The following are comments left about Hires Home-brew Root Beer from site visitors such as yourself. They are not spell checked or reviewed for accuracy.

Greg - July 01, 2009 - Report this comment
I never had the "home brew" stuff, but man, there was nothing better than an ice cold Hires Root Beer from the soda machine. When I was kid growing up in St. Louis, we had these soda vending machine with a vertical stack of bottled drinks enclosed by a clear refrigerator-type door. In the hot summers, we would open these thin doors and feel the cold air rush out. it was one of my fondest and most endearing memories of youth.

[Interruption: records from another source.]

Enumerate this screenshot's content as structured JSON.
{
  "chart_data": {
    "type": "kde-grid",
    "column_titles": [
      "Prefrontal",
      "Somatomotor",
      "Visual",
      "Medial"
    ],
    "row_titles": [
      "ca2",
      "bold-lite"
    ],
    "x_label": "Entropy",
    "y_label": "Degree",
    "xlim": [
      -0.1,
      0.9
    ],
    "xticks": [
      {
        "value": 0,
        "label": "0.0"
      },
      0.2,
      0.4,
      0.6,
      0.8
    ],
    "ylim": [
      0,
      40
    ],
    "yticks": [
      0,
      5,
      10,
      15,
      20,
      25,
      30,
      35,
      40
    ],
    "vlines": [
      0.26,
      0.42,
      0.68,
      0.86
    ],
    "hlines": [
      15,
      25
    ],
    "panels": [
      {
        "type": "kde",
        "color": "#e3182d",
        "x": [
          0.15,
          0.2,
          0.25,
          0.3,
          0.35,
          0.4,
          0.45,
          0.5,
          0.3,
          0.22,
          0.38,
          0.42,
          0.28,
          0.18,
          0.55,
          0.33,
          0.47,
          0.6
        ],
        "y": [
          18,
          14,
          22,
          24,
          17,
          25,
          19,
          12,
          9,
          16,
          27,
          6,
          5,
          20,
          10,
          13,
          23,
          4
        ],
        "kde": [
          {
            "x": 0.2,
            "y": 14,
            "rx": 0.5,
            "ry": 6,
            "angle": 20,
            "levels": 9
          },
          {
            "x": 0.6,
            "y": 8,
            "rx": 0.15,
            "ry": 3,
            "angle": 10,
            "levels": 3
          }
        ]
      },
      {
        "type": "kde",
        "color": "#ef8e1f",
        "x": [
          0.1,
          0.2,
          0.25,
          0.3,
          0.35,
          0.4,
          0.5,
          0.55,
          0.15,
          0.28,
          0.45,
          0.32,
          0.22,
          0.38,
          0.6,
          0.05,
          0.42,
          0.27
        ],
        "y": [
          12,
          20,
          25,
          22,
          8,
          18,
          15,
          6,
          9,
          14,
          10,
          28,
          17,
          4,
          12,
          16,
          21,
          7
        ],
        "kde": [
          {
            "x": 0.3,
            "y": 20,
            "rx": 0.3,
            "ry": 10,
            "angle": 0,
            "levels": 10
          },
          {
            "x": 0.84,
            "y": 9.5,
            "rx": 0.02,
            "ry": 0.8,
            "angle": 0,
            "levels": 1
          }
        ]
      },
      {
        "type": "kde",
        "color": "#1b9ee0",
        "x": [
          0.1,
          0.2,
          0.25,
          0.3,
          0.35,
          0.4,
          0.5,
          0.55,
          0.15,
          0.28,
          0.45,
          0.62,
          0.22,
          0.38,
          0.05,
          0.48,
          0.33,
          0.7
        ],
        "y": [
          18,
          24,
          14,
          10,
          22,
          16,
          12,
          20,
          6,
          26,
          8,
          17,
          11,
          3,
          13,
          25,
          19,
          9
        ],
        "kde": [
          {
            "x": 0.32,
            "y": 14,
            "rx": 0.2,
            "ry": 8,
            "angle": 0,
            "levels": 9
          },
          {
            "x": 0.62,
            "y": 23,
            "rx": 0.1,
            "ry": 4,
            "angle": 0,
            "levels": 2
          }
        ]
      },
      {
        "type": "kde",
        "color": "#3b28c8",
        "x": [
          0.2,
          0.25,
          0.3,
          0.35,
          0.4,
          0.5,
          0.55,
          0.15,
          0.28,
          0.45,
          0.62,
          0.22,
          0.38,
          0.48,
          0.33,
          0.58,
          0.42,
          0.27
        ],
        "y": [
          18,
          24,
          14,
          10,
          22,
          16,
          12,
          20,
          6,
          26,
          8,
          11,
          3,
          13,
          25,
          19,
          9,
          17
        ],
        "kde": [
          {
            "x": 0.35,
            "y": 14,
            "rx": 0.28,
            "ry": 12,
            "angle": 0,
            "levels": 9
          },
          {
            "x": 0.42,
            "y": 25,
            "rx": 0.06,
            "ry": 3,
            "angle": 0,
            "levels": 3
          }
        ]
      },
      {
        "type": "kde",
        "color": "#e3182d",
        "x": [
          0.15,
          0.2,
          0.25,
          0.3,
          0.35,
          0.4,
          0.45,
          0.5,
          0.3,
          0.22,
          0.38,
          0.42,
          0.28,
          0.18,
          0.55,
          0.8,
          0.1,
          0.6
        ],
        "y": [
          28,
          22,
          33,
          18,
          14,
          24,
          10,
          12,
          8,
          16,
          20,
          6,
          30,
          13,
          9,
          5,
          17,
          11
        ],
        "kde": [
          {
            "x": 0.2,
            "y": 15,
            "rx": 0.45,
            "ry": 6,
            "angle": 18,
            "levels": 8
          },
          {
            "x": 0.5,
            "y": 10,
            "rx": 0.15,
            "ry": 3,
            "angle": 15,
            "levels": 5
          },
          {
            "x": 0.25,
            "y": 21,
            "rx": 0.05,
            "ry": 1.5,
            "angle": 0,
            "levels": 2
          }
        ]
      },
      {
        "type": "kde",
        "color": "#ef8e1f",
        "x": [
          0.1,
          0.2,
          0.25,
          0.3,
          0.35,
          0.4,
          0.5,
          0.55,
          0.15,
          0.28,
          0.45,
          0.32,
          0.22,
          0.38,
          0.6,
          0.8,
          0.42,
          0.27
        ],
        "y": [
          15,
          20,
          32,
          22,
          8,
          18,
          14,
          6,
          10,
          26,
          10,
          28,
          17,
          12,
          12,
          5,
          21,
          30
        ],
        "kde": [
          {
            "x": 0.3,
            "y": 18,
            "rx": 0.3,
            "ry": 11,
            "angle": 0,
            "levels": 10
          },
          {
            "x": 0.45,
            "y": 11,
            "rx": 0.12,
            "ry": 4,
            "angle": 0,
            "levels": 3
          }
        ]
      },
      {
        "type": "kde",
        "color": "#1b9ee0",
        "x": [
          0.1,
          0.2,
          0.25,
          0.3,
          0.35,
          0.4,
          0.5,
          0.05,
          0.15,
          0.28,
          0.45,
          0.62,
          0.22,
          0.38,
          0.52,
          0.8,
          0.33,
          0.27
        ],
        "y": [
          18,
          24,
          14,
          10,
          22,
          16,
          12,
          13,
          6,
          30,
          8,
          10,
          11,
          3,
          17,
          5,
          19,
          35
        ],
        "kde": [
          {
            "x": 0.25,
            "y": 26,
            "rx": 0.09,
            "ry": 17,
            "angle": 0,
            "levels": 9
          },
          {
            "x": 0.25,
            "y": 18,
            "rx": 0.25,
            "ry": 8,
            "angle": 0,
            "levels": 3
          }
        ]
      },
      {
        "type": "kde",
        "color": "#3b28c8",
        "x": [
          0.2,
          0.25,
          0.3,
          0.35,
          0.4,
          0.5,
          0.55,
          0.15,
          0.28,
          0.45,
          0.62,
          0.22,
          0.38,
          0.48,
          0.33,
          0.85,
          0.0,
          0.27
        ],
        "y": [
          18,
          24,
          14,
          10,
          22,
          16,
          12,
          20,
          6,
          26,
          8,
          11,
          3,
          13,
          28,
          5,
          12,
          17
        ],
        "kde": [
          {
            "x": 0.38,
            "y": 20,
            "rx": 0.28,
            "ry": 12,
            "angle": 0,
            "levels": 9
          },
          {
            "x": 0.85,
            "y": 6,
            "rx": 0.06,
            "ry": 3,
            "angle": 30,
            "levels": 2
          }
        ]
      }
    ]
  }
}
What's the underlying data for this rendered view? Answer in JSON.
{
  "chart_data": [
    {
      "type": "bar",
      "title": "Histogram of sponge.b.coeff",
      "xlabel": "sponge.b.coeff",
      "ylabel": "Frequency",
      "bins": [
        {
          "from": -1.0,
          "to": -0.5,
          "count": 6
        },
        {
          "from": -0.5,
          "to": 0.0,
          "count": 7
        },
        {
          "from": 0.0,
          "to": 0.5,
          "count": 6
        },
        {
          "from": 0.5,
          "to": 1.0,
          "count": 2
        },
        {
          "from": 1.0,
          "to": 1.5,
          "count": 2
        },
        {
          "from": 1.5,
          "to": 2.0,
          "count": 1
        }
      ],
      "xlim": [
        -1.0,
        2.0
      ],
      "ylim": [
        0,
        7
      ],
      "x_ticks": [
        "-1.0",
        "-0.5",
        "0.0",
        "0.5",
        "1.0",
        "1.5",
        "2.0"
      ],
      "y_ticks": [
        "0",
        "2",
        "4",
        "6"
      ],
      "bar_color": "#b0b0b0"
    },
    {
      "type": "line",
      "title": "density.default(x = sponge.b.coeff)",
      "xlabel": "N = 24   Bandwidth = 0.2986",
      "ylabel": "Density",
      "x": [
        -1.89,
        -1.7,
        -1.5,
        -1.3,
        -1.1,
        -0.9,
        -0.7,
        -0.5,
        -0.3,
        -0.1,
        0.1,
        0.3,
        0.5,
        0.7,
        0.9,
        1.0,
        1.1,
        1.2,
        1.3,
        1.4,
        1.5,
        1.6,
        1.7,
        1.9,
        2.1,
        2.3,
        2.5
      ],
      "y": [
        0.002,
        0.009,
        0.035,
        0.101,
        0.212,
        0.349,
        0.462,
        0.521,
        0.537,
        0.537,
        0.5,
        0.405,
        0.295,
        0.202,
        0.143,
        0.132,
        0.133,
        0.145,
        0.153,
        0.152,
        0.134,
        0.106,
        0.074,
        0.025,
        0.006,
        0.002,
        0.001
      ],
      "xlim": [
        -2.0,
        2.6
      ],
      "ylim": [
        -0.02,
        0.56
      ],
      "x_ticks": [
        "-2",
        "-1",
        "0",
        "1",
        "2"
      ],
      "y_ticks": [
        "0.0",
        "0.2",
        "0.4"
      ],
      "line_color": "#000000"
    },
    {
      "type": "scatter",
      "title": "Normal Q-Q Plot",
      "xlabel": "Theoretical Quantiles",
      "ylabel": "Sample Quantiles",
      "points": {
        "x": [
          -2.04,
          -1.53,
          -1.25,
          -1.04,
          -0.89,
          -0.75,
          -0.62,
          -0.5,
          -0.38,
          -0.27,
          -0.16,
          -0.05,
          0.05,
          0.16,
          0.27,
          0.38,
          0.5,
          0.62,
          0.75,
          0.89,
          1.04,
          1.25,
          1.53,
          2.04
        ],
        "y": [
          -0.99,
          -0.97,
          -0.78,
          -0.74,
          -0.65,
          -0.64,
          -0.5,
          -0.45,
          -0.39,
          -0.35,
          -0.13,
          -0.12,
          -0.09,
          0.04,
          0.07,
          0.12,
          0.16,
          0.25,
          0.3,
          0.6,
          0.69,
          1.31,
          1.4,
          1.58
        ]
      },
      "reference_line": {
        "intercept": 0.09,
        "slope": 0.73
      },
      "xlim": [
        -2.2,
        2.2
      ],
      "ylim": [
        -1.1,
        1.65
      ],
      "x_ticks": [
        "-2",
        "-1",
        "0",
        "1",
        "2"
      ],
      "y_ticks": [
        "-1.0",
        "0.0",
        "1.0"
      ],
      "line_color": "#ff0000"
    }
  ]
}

It made the soda, no matter what kind, taste that much better.
Magpie - August 01, 2011 - Report this comment
I tried this once. What a pain in the butt! I had to buy a 5 gallon wine making carboil and a couple of POUNDS of sugar. The best thing that could be said of the result is that it tasted sort of like root beer--mildly alcoholic root beer. But after a couple of days at it's optimum freshness, it started to taste like rotten fruit.
gatorsoft - August 13, 2016 - Report this comment
Magpie must have done something wrong. My family made several batches in the 60’s and 70's. We loved it. We bought a bottle capper and bottled it in stubby beer bottles. The yeast gave it a unique flavor and, yes, over time would produce an alcohol content. Sometime in the 80's my mother sent some of the extract to Diane Fosse in Africa where she was studying gorillas after reading that she craved Hires homemade rootbeer.
Rob Lambert - May 06, 2017 - Report this comment
Hires Root Beer was definitely a product of the seventies...the EIGHTEEN seventies. Founded by C.E. Hires in Philadelphia, 1876. In early times, sassafras was the main ingredient, but later banned by the FDA as being a cause of liver failure. Around 1910, Hires began selling mix kits that enabled customers to home-brew their own root beer. That practice ended by 1981. Today, Dr. Pepper/Seven-Up sells Hires.